Nova premiê australiana descarta criar comunidade Ásia-Pacífico

Julia Gillard afirmou a um jornal local que criação de bloco é "pouco provável"

EFE |

Sydney - A nova primeiro-ministra da Austrália, Julia Gillard, descarta a criação da comunidade da Ásia-Pacífico que tinha proposto seu antecessor, Kevin Rudd, a quem desbancou do poder há duas semanas, segundo informa a imprensa do país. Em declarações a "The Sydney Morning Herald", Julia disse que lhe parece "pouco provável que se dê o grau de movimento" necessário para que a proposta de Rudd alcance seu objetivo.

A premiê acrescentou que foram "abertas conversas sobre a arquitetura regional, o que é bom", mas sugeriu que a Austrália renuncia a qualquer tipo de liderança. O enviado especial de Rudd para a criação do novo espaço multilateral, Richard Woolcott, disse, por outro lado, que o projeto "não está morto, está ativo, ainda tem vida" e acrescentou que foram feitos avanços consideráveis.

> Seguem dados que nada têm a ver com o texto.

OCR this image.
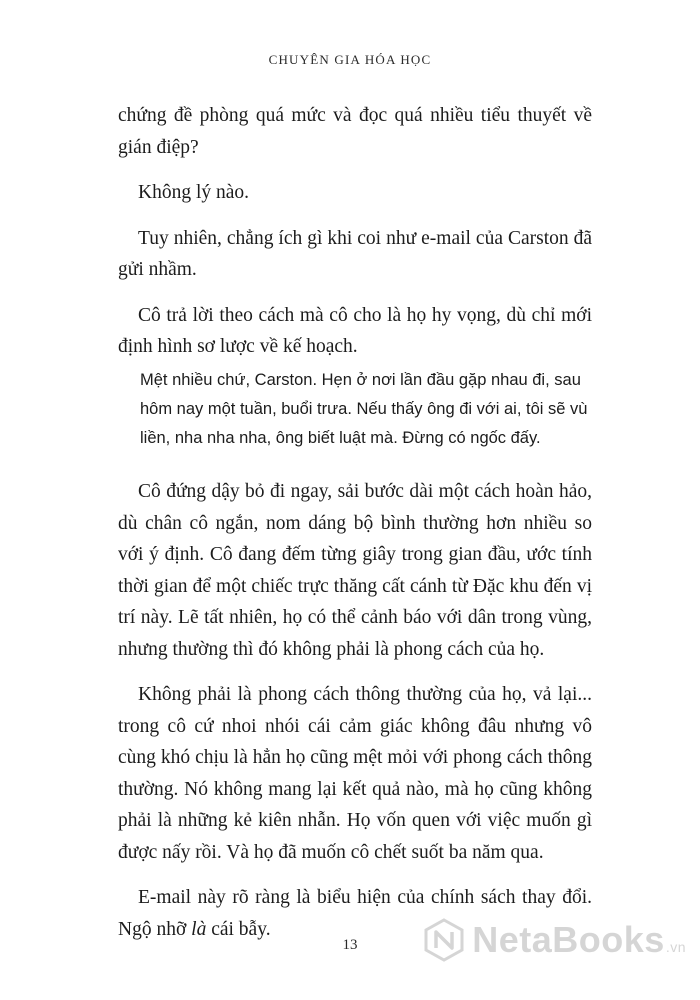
CHUYÊN GIA HÓA HỌC

chứng đề phòng quá mức và đọc quá nhiều tiểu thuyết về gián điệp?

Không lý nào.

Tuy nhiên, chẳng ích gì khi coi như e-mail của Carston đã gửi nhầm.

Cô trả lời theo cách mà cô cho là họ hy vọng, dù chỉ mới định hình sơ lược về kế hoạch.

Mệt nhiều chứ, Carston. Hẹn ở nơi lần đầu gặp nhau đi, sau hôm nay một tuần, buổi trưa. Nếu thấy ông đi với ai, tôi sẽ vù liền, nha nha nha, ông biết luật mà. Đừng có ngốc đấy.

Cô đứng dậy bỏ đi ngay, sải bước dài một cách hoàn hảo, dù chân cô ngắn, nom dáng bộ bình thường hơn nhiều so với ý định. Cô đang đếm từng giây trong gian đầu, ước tính thời gian để một chiếc trực thăng cất cánh từ Đặc khu đến vị trí này. Lẽ tất nhiên, họ có thể cảnh báo với dân trong vùng, nhưng thường thì đó không phải là phong cách của họ.

Không phải là phong cách thông thường của họ, vả lại... trong cô cứ nhoi nhói cái cảm giác không đâu nhưng vô cùng khó chịu là hẳn họ cũng mệt mỏi với phong cách thông thường. Nó không mang lại kết quả nào, mà họ cũng không phải là những kẻ kiên nhẫn. Họ vốn quen với việc muốn gì được nấy rồi. Và họ đã muốn cô chết suốt ba năm qua.

E-mail này rõ ràng là biểu hiện của chính sách thay đổi. Ngộ nhỡ là cái bẫy.

13	NetaBooks.vn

Woolcott assegurou que o Governo de Julia continua construindo a criação do bloco Ásia-Pacífico "em interesse da Austrália e internacional". O ex-primeiro-ministro, Kevin Rudd, anunciou em junho de 2008 sua intenção de criar em 2020 uma comunidade Ásia-Pacífico, ao estilo da União Europeia, que integrasse os 21 membros do fórum de Cooperação Econômica Ásia-Pacífico (Apec) e a Índia.

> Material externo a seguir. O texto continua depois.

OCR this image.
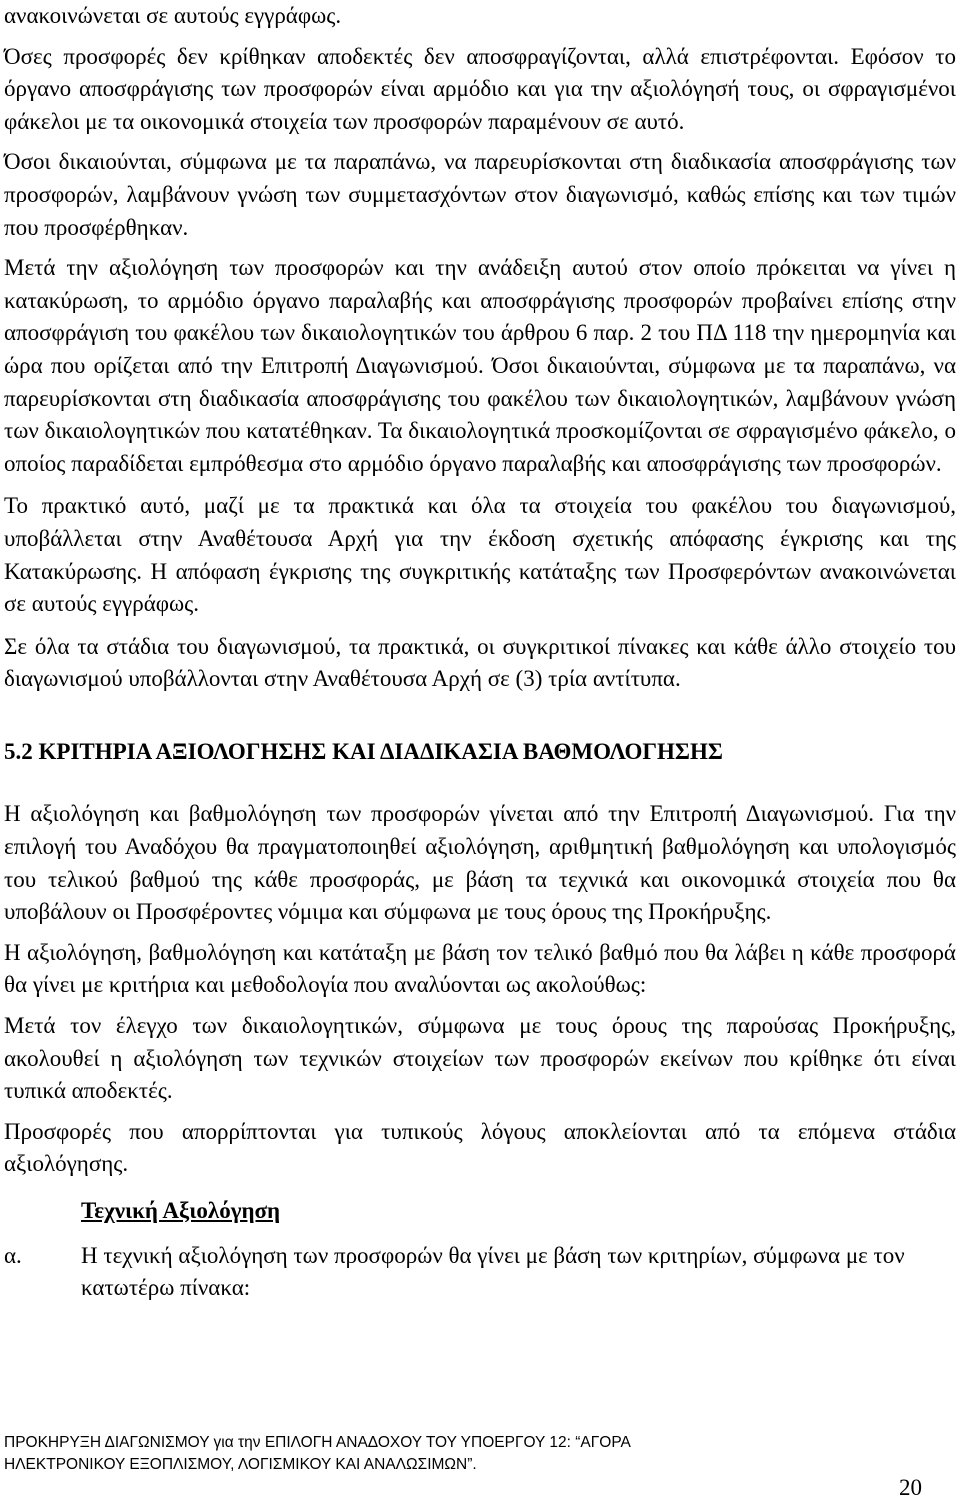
ανακοινώνεται σε αυτούς εγγράφως.

Όσες προσφορές δεν κρίθηκαν αποδεκτές δεν αποσφραγίζονται, αλλά επιστρέφονται. Εφόσον το όργανο αποσφράγισης των προσφορών είναι αρμόδιο και για την αξιολόγησή τους, οι σφραγισμένοι φάκελοι με τα οικονομικά στοιχεία των προσφορών παραμένουν σε αυτό.

Όσοι δικαιούνται, σύμφωνα με τα παραπάνω, να παρευρίσκονται στη διαδικασία αποσφράγισης των προσφορών, λαμβάνουν γνώση των συμμετασχόντων στον διαγωνισμό, καθώς επίσης και των τιμών που προσφέρθηκαν.

Μετά την αξιολόγηση των προσφορών και την ανάδειξη αυτού στον οποίο πρόκειται να γίνει η κατακύρωση, το αρμόδιο όργανο παραλαβής και αποσφράγισης προσφορών προβαίνει επίσης στην αποσφράγιση του φακέλου των δικαιολογητικών του άρθρου 6 παρ. 2 του ΠΔ 118 την ημερομηνία και ώρα που ορίζεται από την Επιτροπή Διαγωνισμού. Όσοι δικαιούνται, σύμφωνα με τα παραπάνω, να παρευρίσκονται στη διαδικασία αποσφράγισης του φακέλου των δικαιολογητικών, λαμβάνουν γνώση των δικαιολογητικών που κατατέθηκαν. Τα δικαιολογητικά προσκομίζονται σε σφραγισμένο φάκελο, ο οποίος παραδίδεται εμπρόθεσμα στο αρμόδιο όργανο παραλαβής και αποσφράγισης των προσφορών.

Το πρακτικό αυτό, μαζί με τα πρακτικά και όλα τα στοιχεία του φακέλου του διαγωνισμού, υποβάλλεται στην Αναθέτουσα Αρχή για την έκδοση σχετικής απόφασης έγκρισης και της Κατακύρωσης. Η απόφαση έγκρισης της συγκριτικής κατάταξης των Προσφερόντων ανακοινώνεται σε αυτούς εγγράφως.

Σε όλα τα στάδια του διαγωνισμού, τα πρακτικά, οι συγκριτικοί πίνακες και κάθε άλλο στοιχείο του διαγωνισμού υποβάλλονται στην Αναθέτουσα Αρχή σε (3) τρία αντίτυπα.

5.2 ΚΡΙΤΗΡΙΑ ΑΞΙΟΛΟΓΗΣΗΣ ΚΑΙ ΔΙΑΔΙΚΑΣΙΑ ΒΑΘΜΟΛΟΓΗΣΗΣ

Η αξιολόγηση και βαθμολόγηση των προσφορών γίνεται από την Επιτροπή Διαγωνισμού. Για την επιλογή του Αναδόχου θα πραγματοποιηθεί αξιολόγηση, αριθμητική βαθμολόγηση και υπολογισμός του τελικού βαθμού της κάθε προσφοράς, με βάση τα τεχνικά και οικονομικά στοιχεία που θα υποβάλουν οι Προσφέροντες νόμιμα και σύμφωνα με τους όρους της Προκήρυξης.

Η αξιολόγηση, βαθμολόγηση και κατάταξη με βάση τον τελικό βαθμό που θα λάβει η κάθε προσφορά θα γίνει με κριτήρια και μεθοδολογία που αναλύονται ως ακολούθως:

Μετά τον έλεγχο των δικαιολογητικών, σύμφωνα με τους όρους της παρούσας Προκήρυξης, ακολουθεί η αξιολόγηση των τεχνικών στοιχείων των προσφορών εκείνων που κρίθηκε ότι είναι τυπικά αποδεκτές.

Προσφορές που απορρίπτονται για τυπικούς λόγους αποκλείονται από τα επόμενα στάδια αξιολόγησης.

Τεχνική Αξιολόγηση
α.	Η τεχνική αξιολόγηση των προσφορών θα γίνει με βάση των κριτηρίων, σύμφωνα με τον κατωτέρω πίνακα:
ΠΡΟΚΗΡΥΞΗ ΔΙΑΓΩΝΙΣΜΟΥ για την ΕΠΙΛΟΓΗ ΑΝΑΔΟΧΟΥ ΤΟΥ ΥΠΟΕΡΓΟΥ 12: “ΑΓΟΡΑ
ΗΛΕΚΤΡΟΝΙΚΟΥ ΕΞΟΠΛΙΣΜΟΥ, ΛΟΓΙΣΜΙΚΟΥ ΚΑΙ ΑΝΑΛΩΣΙΜΩΝ”.
20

A Comunidade Ásia-Pacífico idealizada por Rudd incluía um acordo regional de livre-comércio e um espaço para a cooperação em assuntos como o terrorismo, e a segurança energética e de recursos naturais. Integram o Apec: Austrália, Brunei, Canadá, Chile, China, Coreia do Sul, Estados Unidos, Filipinas, Hong Kong, Indonésia, Japão, Malásia, México, Nova Zelândia, Papua-Nova Guiné, Peru, Rússia, Cingapura, Tailândia, Taiwan e Vietnã.